# Are "most" continuous functions also differentiable?

Let $A$ be a nonempty open subset of $\mathbb{R}$.

Consider a function $f : A \rightarrow \mathbb{R}$. Given that $f$ is continuous, what is the probability that it is differentiable? I suspect it is $0$.

• You'd have to define how to compute probabilities here... Apr 16, 2014 at 17:56
• Are you asking about measure theory? Apr 16, 2014 at 17:59
• If it can help : the subset of nowhere differentiable functions contains an intersection of open dense subsets. Or if your function is a Brownian motion, then the probability of being differentiable is 0. Apr 16, 2014 at 18:00
• @vonbrand What if I instead asked for your credence in $f$'s differentiability? Apr 16, 2014 at 18:00
• That question is in a finite dimensional setting, and the question plays nicely with countable operations. Probability on infinite dimensional spaces is extremely technical.
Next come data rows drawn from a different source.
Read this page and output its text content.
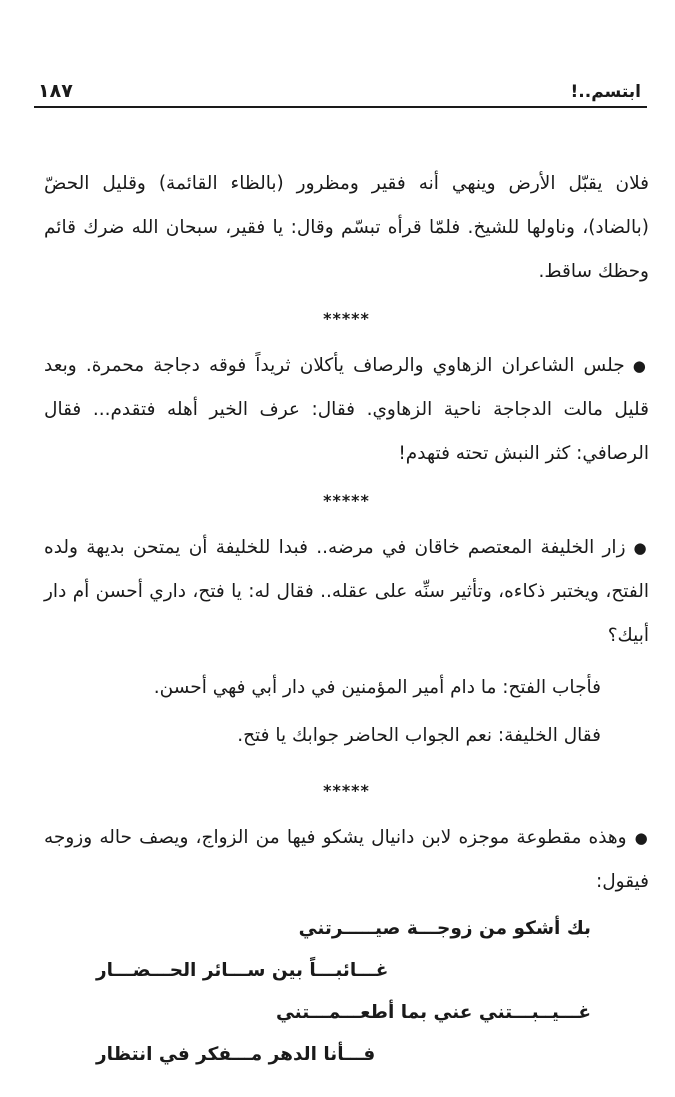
ابتسم..!
١٨٧

فلان يقبّل الأرض وينهي أنه فقير ومظرور (بالظاء القائمة) وقليل الحضّ (بالضاد)، وناولها للشيخ. فلمّا قرأه تبسّم وقال: يا فقير، سبحان الله ضرك قائم وحظك ساقط.

*****

●جلس الشاعران الزهاوي والرصاف يأكلان ثريداً فوقه دجاجة محمرة. وبعد قليل مالت الدجاجة ناحية الزهاوي. فقال: عرف الخير أهله فتقدم... فقال الرصافي: كثر النبش تحته فتهدم!

*****

●زار الخليفة المعتصم خاقان في مرضه.. فبدا للخليفة أن يمتحن بديهة ولده الفتح، ويختبر ذكاءه، وتأثير سنِّه على عقله.. فقال له: يا فتح، داري أحسن أم دار أبيك؟

فأجاب الفتح: ما دام أمير المؤمنين في دار أبي فهي أحسن.

فقال الخليفة: نعم الجواب الحاضر جوابك يا فتح.

*****

●وهذه مقطوعة موجزه لابن دانيال يشكو فيها من الزواج، ويصف حاله وزوجه فيقول:

بك أشكو من زوجـــة صيـــــرتني
غـــائبـــاً بين ســـائر الحـــضـــار
غـــيــبـــتني عني بما أطعـــمـــتني
فـــأنا الدهر مـــفكر في انتظار
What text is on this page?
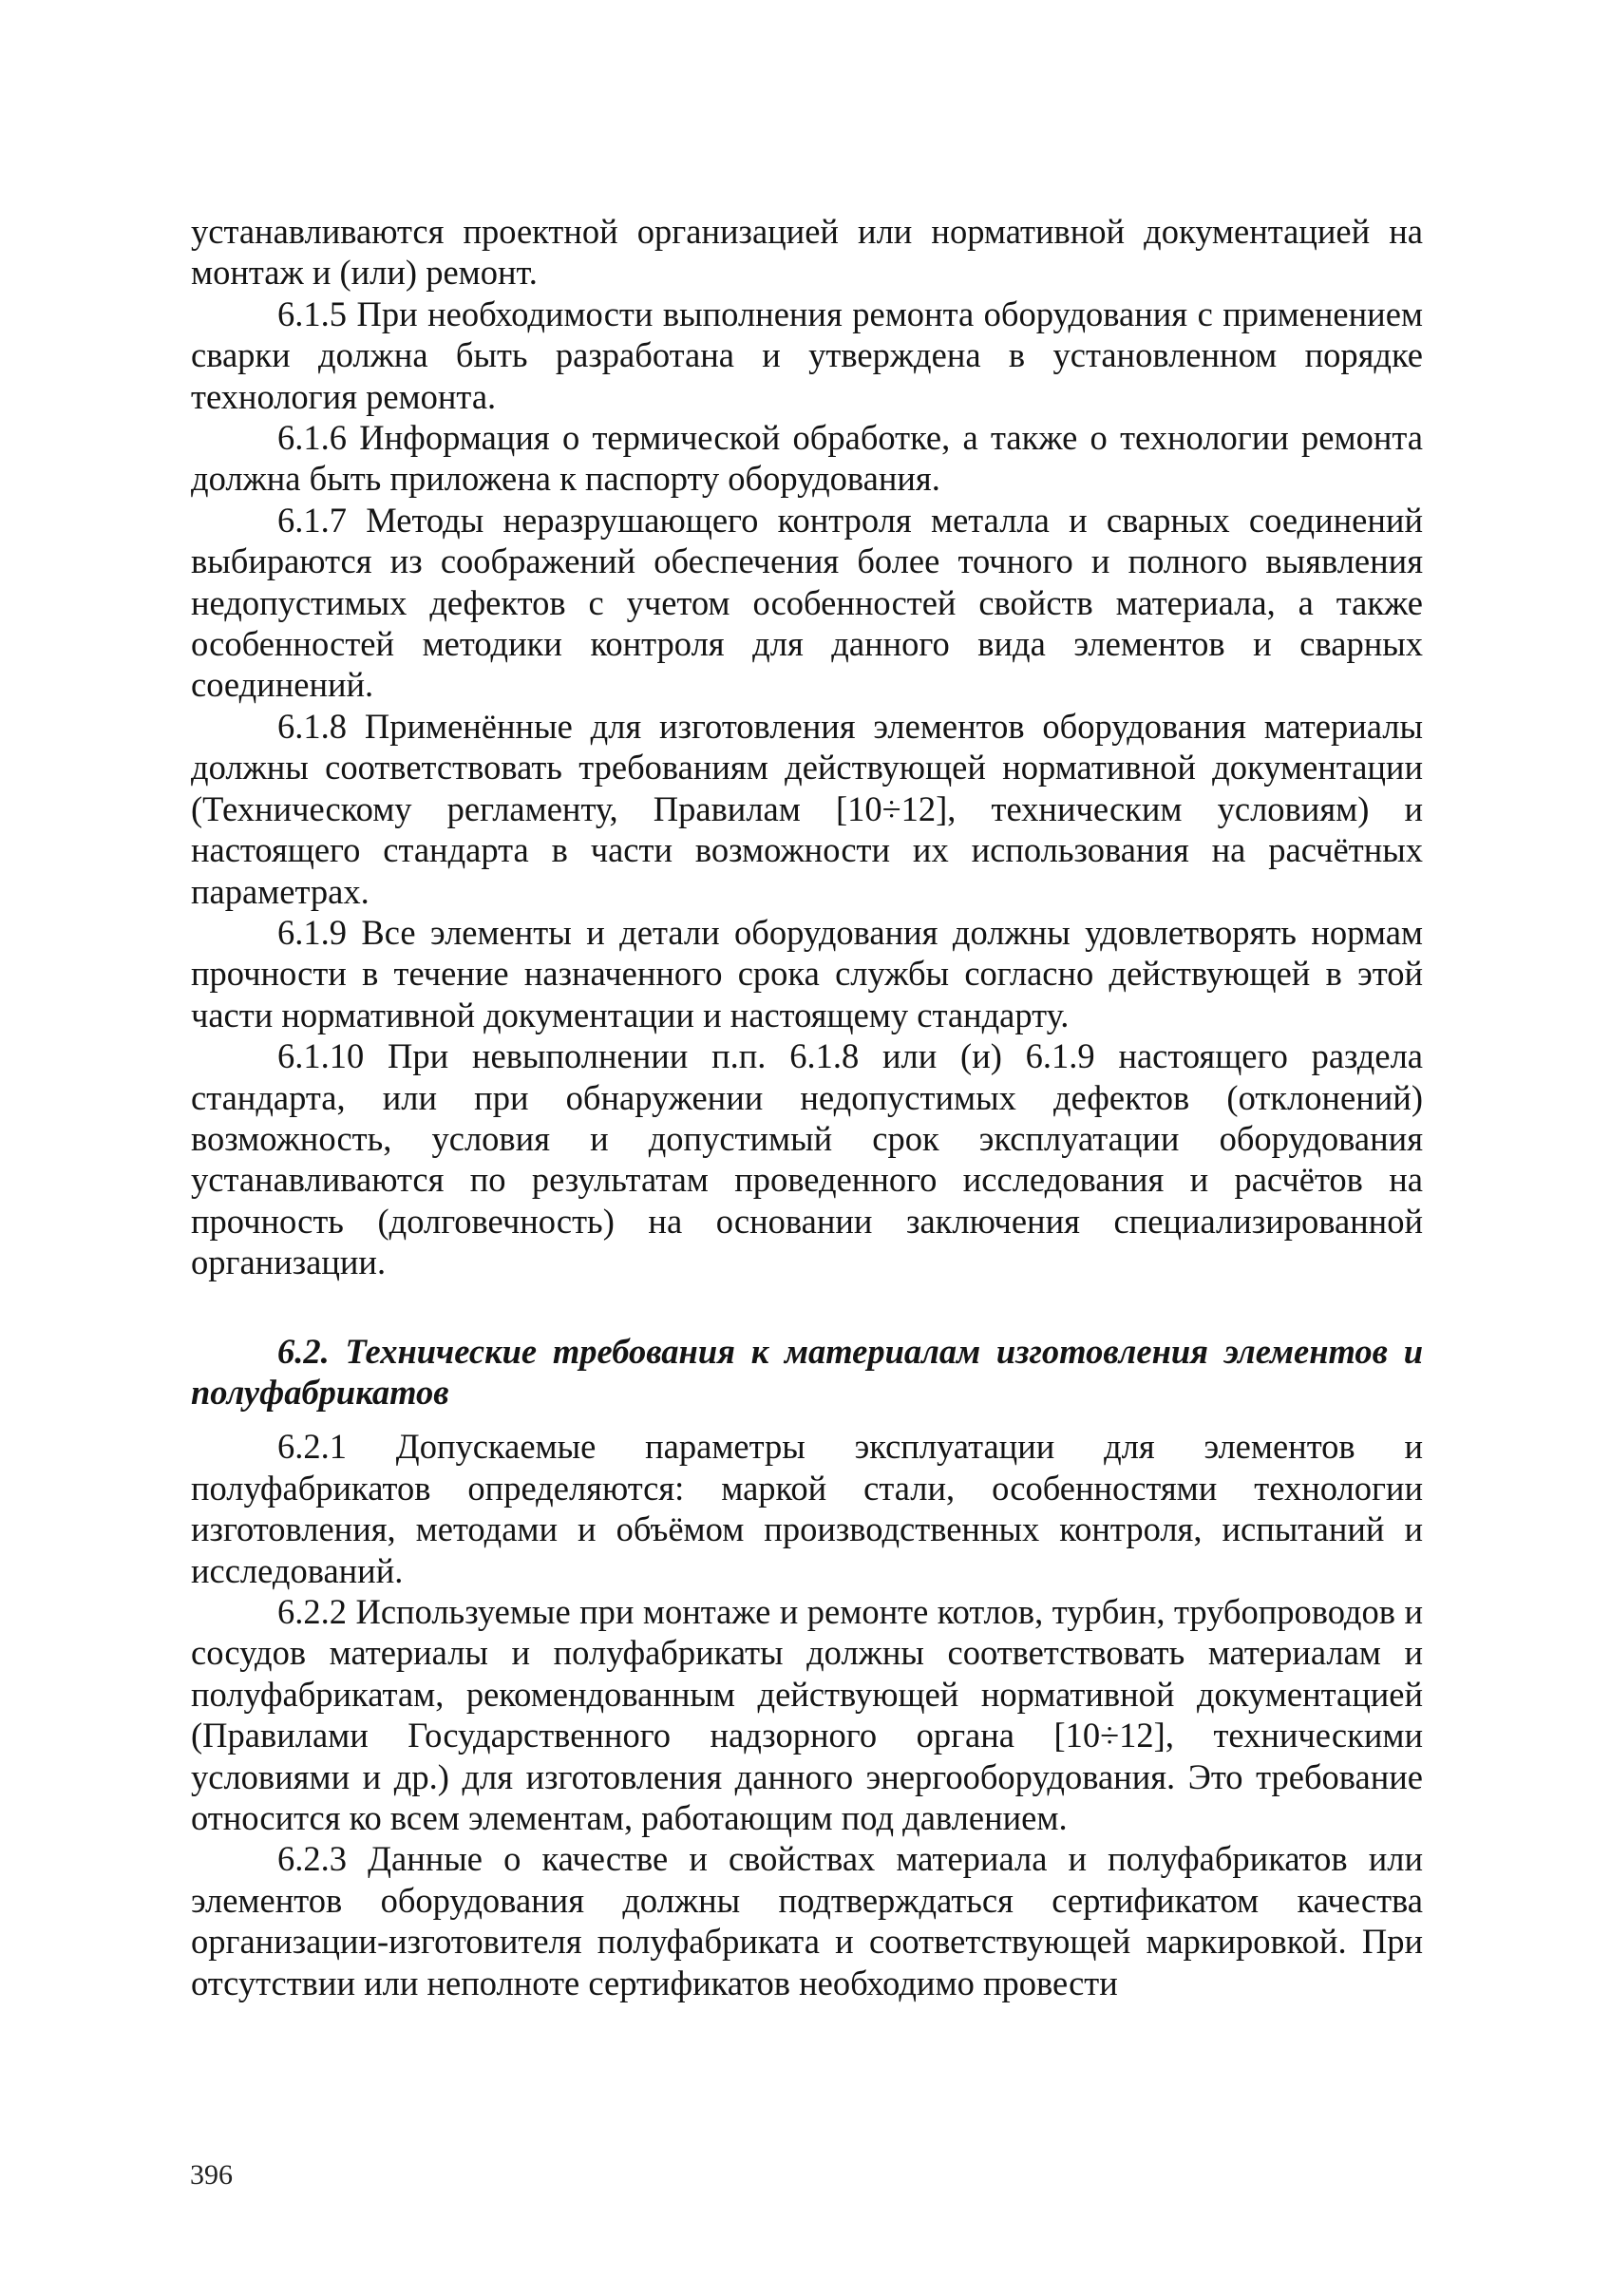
устанавливаются проектной организацией или нормативной документацией на монтаж и (или) ремонт.

6.1.5 При необходимости выполнения ремонта оборудования с применением сварки должна быть разработана и утверждена в установленном порядке технология ремонта.

6.1.6 Информация о термической обработке, а также о технологии ремонта должна быть приложена к паспорту оборудования.

6.1.7 Методы неразрушающего контроля металла и сварных соединений выбираются из соображений обеспечения более точного и полного выявления недопустимых дефектов с учетом особенностей свойств материала, а также особенностей методики контроля для данного вида элементов и сварных соединений.

6.1.8 Применённые для изготовления элементов оборудования материалы должны соответствовать требованиям действующей нормативной документации (Техническому регламенту, Правилам [10÷12], техническим условиям) и настоящего стандарта в части возможности их использования на расчётных параметрах.

6.1.9 Все элементы и детали оборудования должны удовлетворять нормам прочности в течение назначенного срока службы согласно действующей в этой части нормативной документации и настоящему стандарту.

6.1.10 При невыполнении п.п. 6.1.8 или (и) 6.1.9 настоящего раздела стандарта, или при обнаружении недопустимых дефектов (отклонений) возможность, условия и допустимый срок эксплуатации оборудования устанавливаются по результатам проведенного исследования и расчётов на прочность (долговечность) на основании заключения специализированной организации.

6.2. Технические требования к материалам изготовления элементов и полуфабрикатов

6.2.1 Допускаемые параметры эксплуатации для элементов и полуфабрикатов определяются: маркой стали, особенностями технологии изготовления, методами и объёмом производственных контроля, испытаний и исследований.

6.2.2 Используемые при монтаже и ремонте котлов, турбин, трубопроводов и сосудов материалы и полуфабрикаты должны соответствовать материалам и полуфабрикатам, рекомендованным действующей нормативной документацией (Правилами Государственного надзорного органа [10÷12], техническими условиями и др.) для изготовления данного энергооборудования. Это требование относится ко всем элементам, работающим под давлением.

6.2.3 Данные о качестве и свойствах материала и полуфабрикатов или элементов оборудования должны подтверждаться сертификатом качества организации-изготовителя полуфабриката и соответствующей маркировкой. При отсутствии или неполноте сертификатов необходимо провести

396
For what it's worth, I would be shocked if you could find a reasonable interpretation in which the answer was not zero. Apr 16, 2014 at 18:35

There is a very precise sense in which the answer to your question is "$0$".
Let us denote by $ND$ the set of all continuous nowhere differentiable functions on, say, the interval $[0,1]$, and by $\mathcal C([0,1]$ the Banach space of all continuous functions on $[0,1]$. Then, it can be shown that $SD:=\mathcal C([0,1])\setminus ND$ (the set of all functions which are somewhere differentiable) is a "Haar-null" set, which means that there exists a Borel probability measure $\mu$ on $\mathcal C([0,1])$ such that $$\forall f\in\mathcal C([0,1])\;:\; \mu(f+SD)=0\, .$$
Here, "$\mu(E)=0$" for a possibly non-Borel set $E$ means that $E$ is contained in a Borel set $\widetilde E$ such that $\mu(\widetilde E)=0$. (This remark is needed because $SD$ is not Borel in $\mathcal C([0,1])$).
Thus, in this sense, a continuous function is nowhere differentiable "with probability $1$".